4) Nic już nie będzie tak jak poprzednio . Wszyscy czegoś się nauczyli. Władza i publika zauważyła problem, kierujący inaczej będą patrzeć na aspiracje i odczucia funkcjonariuszy, funkcjonariusze określili swój stosunek do związków zawodowych i reprezentacji ich interesów. A może to tylko pobożne życzenia ?? Uczmy się na błędach .
5) Bądźmy dobrej myśli.Nie dajmy się zwariować karierowiczom związkowym. Popatrzcie obok siebie jakie ścieżki awansu obowiązywały prominentnych działaczy zz. A może jedyny w życiu błysk fleszy jest motywacją. A może warto swoją pracą udowodnić cokolwiek. Bardzo łatwo jest szukać winnych poza sobą samym. A może jestem oportunistą i łatwiej mi bluzgać na forum niż w realu. Pochwal się kiedy nawrzucałeś kierownikowi z ważnego powodu-bo nieuk , bo cham. Odwaga staniała, może rozum będzie w cenie.Oby.

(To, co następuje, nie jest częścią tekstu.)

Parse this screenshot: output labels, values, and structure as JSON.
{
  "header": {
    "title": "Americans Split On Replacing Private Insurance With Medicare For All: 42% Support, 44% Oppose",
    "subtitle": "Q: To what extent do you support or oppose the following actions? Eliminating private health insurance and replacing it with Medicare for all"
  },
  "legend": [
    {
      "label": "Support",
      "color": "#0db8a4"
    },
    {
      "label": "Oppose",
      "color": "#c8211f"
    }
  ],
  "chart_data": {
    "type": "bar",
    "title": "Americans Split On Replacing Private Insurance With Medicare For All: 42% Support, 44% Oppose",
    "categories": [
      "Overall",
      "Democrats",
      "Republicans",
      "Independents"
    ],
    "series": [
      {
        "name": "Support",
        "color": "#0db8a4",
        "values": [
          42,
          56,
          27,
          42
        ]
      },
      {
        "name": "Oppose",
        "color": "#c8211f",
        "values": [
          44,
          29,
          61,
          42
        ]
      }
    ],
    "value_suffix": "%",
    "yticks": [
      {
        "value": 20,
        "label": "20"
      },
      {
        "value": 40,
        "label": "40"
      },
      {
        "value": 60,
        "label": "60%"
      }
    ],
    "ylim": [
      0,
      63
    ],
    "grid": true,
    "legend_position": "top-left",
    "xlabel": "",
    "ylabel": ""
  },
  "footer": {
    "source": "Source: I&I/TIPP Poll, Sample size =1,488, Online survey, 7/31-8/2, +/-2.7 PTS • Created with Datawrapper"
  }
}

6) Nie wierzcie w moc sprawczą żadnych kapiców ,fołtów, sławków itp Sami na swoim podwórku domagajmy się normalności i róbmy ją . Nikt za nas tego nie zrobi. Związek zawodowy w administracji państwowej może być wyrzutem sumienia dla pracodawców i tych wyżej. To nasza Polska i nie ma powodu , żebyśmy nie mieli na nią wpływu. To lepsze myślenie niż anonimowe bluzganie na forum.

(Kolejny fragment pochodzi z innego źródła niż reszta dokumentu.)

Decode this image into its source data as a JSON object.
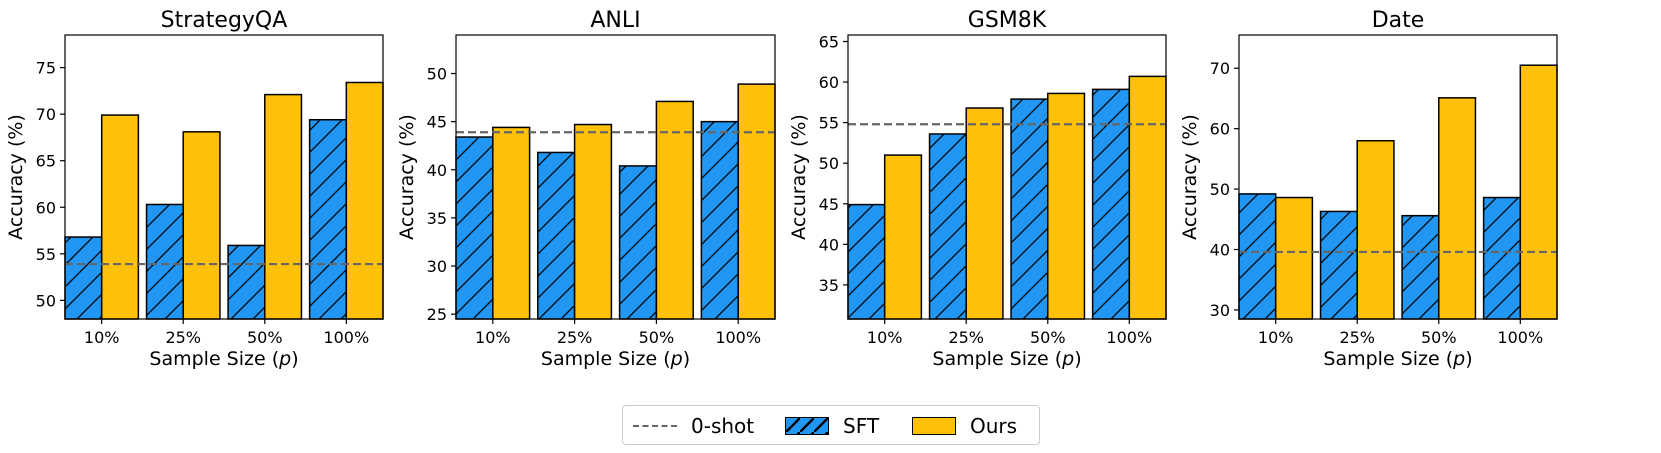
{
  "colors": {
    "sft": "#2196F3",
    "ours": "#FFC107",
    "zero_shot": "#666666",
    "edge": "#000000"
  },
  "legend": {
    "zero_shot_label": "0-shot",
    "sft_label": "SFT",
    "ours_label": "Ours",
    "placement": "lower-center"
  },
  "chart_data": [
    {
      "type": "bar",
      "title": "StrategyQA",
      "xlabel": "Sample Size (p)",
      "ylabel": "Accuracy (%)",
      "categories": [
        "10%",
        "25%",
        "50%",
        "100%"
      ],
      "ylim": [
        48,
        78.5
      ],
      "yticks": [
        50,
        55,
        60,
        65,
        70,
        75
      ],
      "series": [
        {
          "name": "SFT",
          "values": [
            56.8,
            60.3,
            55.9,
            69.4
          ]
        },
        {
          "name": "Ours",
          "values": [
            69.9,
            68.1,
            72.1,
            73.4
          ]
        }
      ],
      "zero_shot": 53.9
    },
    {
      "type": "bar",
      "title": "ANLI",
      "xlabel": "Sample Size (p)",
      "ylabel": "Accuracy (%)",
      "categories": [
        "10%",
        "25%",
        "50%",
        "100%"
      ],
      "ylim": [
        24.5,
        54
      ],
      "yticks": [
        25,
        30,
        35,
        40,
        45,
        50
      ],
      "series": [
        {
          "name": "SFT",
          "values": [
            43.4,
            41.8,
            40.4,
            45.0
          ]
        },
        {
          "name": "Ours",
          "values": [
            44.4,
            44.7,
            47.1,
            48.9
          ]
        }
      ],
      "zero_shot": 43.9
    },
    {
      "type": "bar",
      "title": "GSM8K",
      "xlabel": "Sample Size (p)",
      "ylabel": "Accuracy (%)",
      "categories": [
        "10%",
        "25%",
        "50%",
        "100%"
      ],
      "ylim": [
        30.8,
        65.8
      ],
      "yticks": [
        35,
        40,
        45,
        50,
        55,
        60,
        65
      ],
      "series": [
        {
          "name": "SFT",
          "values": [
            44.9,
            53.6,
            57.9,
            59.1
          ]
        },
        {
          "name": "Ours",
          "values": [
            51.0,
            56.8,
            58.6,
            60.7
          ]
        }
      ],
      "zero_shot": 54.8
    },
    {
      "type": "bar",
      "title": "Date",
      "xlabel": "Sample Size (p)",
      "ylabel": "Accuracy (%)",
      "categories": [
        "10%",
        "25%",
        "50%",
        "100%"
      ],
      "ylim": [
        28.5,
        75.5
      ],
      "yticks": [
        30,
        40,
        50,
        60,
        70
      ],
      "series": [
        {
          "name": "SFT",
          "values": [
            49.2,
            46.3,
            45.6,
            48.6
          ]
        },
        {
          "name": "Ours",
          "values": [
            48.6,
            58.0,
            65.1,
            70.5
          ]
        }
      ],
      "zero_shot": 39.6
    }
  ]
}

7) Jakoś w tym szumie nie ma problemu kapelanów podkomisarzy z bożej łaski, którzy już instalują się w Izbach nie bardzo wiedząc po co przyszli.i
8) Mam wrażenie , że niewiele to kogokolwiek obchodzi. Wypowiadają się na forum ludzie którzy z cłem mają kontakt sporadyczny. Przyszli zarobić, najlepiej dużo i szybko jak wszyscy. Kojarzyło się ze złotym biznesem bo kolega się dorobił , bo ludzie mówili. A tu nagle rozczarowanie - mało płacą i wymagają.W kapitalizmie w którym podobno żyjemy nikt nikomu nie gwarantuje spokojnego życia do emerytury najlepiej wysokiej i w miarę szybkiej , najlepiej w wieku 40 lat.Jeżeli pracodawca proponuje wynagrodzenie to pracobiorca się z tym godzi lub nie . Zawsze można podziękować i wybrać wolność. Obudźcie się; prawie 20 lat obowiązuje kapitalizm i wolny rynek pracy.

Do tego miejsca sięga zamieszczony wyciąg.